Whilst Bonnin does interview some fishermen in the USA interested in revolutionising the industry, through methods such as ropeless fishing, she demonstrates the difficult battle that we face to change human behaviour in order to instigate global change. Yet the powerful images in the programme, such as seals being strangled to death by fishing rope, will leave their mark upon many viewers.
However, even if people want to change their attitude towards waste, it’s not always easy. It is estimated that 2 billion people worldwide don’t have access to proper waste management, so can only throw their rubbish on their doorstep or in nearby waterways.
So who is to blame for this problem? The local authorities that don’t provide facilities for waste disposal, or the big corporations who sell heavily packaged small quantities of modern day essentials – such as shampoo and toothpaste – to countries unable to dispose of it sustainably? It’s a question Bonnin asks, but there’s no final answer.
A glimmer of hope
Whilst global change is yet to happen, Bonnin does explore pioneering efforts and discoveries with the potential to reduce marine pollution, including the recently launched Ocean Clean Up Project hoping to tackle the Great Pacific Garbage Patch, and new concepts such as the ‘sea bin’ and the ‘trashwheel’, which collect rubbish from the surface of ports and waterways.
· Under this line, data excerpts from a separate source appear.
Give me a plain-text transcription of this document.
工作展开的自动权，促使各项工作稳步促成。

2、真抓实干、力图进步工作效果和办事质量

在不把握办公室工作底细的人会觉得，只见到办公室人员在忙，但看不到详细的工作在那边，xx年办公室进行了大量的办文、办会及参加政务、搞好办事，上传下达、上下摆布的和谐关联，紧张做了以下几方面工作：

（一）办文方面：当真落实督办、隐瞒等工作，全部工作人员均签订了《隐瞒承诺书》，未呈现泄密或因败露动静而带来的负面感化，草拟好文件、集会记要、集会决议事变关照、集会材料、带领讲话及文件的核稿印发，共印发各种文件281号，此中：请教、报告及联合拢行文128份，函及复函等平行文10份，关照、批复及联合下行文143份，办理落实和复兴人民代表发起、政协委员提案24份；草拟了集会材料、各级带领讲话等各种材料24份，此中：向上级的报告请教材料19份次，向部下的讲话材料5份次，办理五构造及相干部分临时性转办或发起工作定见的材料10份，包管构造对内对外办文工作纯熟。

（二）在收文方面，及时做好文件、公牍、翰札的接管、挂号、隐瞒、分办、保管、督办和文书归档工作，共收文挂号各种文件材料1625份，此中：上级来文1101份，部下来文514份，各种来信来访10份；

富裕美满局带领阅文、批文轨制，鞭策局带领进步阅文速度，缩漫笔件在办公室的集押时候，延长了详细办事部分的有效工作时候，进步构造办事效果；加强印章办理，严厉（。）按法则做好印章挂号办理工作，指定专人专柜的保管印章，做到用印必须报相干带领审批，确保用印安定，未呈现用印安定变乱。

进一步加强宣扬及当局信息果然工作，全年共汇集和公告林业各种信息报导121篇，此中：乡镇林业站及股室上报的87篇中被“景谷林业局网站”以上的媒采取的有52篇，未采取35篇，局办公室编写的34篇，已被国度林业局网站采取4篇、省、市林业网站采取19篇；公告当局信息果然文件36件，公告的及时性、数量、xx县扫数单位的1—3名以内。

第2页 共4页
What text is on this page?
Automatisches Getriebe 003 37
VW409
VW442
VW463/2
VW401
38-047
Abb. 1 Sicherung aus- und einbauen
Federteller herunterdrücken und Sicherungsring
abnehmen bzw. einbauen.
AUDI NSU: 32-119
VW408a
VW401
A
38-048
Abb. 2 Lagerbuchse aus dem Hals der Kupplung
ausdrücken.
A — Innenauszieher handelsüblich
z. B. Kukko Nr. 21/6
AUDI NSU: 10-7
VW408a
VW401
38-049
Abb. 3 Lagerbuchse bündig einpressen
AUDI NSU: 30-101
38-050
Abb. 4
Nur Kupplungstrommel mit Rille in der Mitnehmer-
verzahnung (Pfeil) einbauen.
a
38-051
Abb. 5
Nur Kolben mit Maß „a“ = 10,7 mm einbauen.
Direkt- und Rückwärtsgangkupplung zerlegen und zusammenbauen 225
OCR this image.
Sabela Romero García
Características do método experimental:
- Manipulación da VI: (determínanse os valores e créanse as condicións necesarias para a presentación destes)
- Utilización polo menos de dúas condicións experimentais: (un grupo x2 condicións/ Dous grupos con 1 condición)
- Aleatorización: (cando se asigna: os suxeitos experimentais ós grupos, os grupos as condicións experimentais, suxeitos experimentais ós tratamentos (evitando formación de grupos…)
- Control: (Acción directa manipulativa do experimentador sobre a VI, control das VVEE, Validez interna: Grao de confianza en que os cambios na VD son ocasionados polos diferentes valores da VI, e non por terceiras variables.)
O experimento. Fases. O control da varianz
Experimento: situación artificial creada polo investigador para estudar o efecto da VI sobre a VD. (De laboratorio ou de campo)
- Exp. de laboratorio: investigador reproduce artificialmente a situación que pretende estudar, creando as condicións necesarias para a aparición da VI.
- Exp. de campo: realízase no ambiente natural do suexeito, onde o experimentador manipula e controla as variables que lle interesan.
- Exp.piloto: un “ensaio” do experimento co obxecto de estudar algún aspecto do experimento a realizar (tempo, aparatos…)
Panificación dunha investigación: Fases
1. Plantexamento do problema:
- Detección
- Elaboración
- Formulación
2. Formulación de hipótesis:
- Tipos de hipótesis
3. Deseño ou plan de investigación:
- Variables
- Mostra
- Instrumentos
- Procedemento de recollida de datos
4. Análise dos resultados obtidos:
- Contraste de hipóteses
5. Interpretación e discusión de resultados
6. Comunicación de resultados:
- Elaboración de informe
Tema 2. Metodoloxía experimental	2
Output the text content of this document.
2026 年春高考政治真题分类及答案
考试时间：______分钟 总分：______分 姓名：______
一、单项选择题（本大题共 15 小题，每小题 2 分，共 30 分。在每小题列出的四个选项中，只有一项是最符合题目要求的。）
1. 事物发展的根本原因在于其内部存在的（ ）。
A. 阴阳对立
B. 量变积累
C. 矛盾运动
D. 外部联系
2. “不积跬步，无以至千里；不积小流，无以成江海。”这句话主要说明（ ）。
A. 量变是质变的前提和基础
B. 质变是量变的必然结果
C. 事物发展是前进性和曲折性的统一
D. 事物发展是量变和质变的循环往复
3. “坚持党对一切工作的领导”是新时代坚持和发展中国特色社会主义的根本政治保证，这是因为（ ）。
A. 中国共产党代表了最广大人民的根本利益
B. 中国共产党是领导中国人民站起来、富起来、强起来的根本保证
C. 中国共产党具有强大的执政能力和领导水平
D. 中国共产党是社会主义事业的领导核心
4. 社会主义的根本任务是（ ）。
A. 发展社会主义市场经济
Natural resources are also being utilised. One biologist Bonnin worked with found that seagrass can reduce harmful bacteria by 50 per cent by trapping plastic and disinfecting it, using antibiotic properties to kill off bacteria. Another entrepreneur from Indonesia has found a natural alternative that can be used to replace plastic sachets: seaweed.
But are innovations like this coming fast enough? By 2025, Bonnin reminds us that the amount of plastic pouring into our oceans could have doubled, and so she is calling for more drastic behaviour changes. As she told RadioTimes.com prior to the broadcast of the programme: “When it comes to all single use products, I just think if we can live without them, we should live without them. There’s no kind of middle ground any more. So can we live without plastic water bottles? Yes, we can.”
What will the programme achieve?
The response to Drowning in Plastic has been overwhelmingly positive, with thousands of tweets in support of the programme.
But there has been criticism, too, with some viewers wanting a clearer emphasis on the role commercial industries play in this environmental disaster. One tweet from user @LineBallTennis, for instance, claimed that the programme ‘does NOT ATTACK our unsustainable consumption, and irresponsible commercial producing packages!’
The programme finishes on the same note as Attenborough’s Blue Planet II: we need to act before it is too late. While the documentary hashtag, #DrowningInPlastic, was trending at the time of its broadcast, it remains to be seen whether the programme will have a similarly wide-reaching effect.
Drowning in Plastic is available to watch on the BBC iPlayer.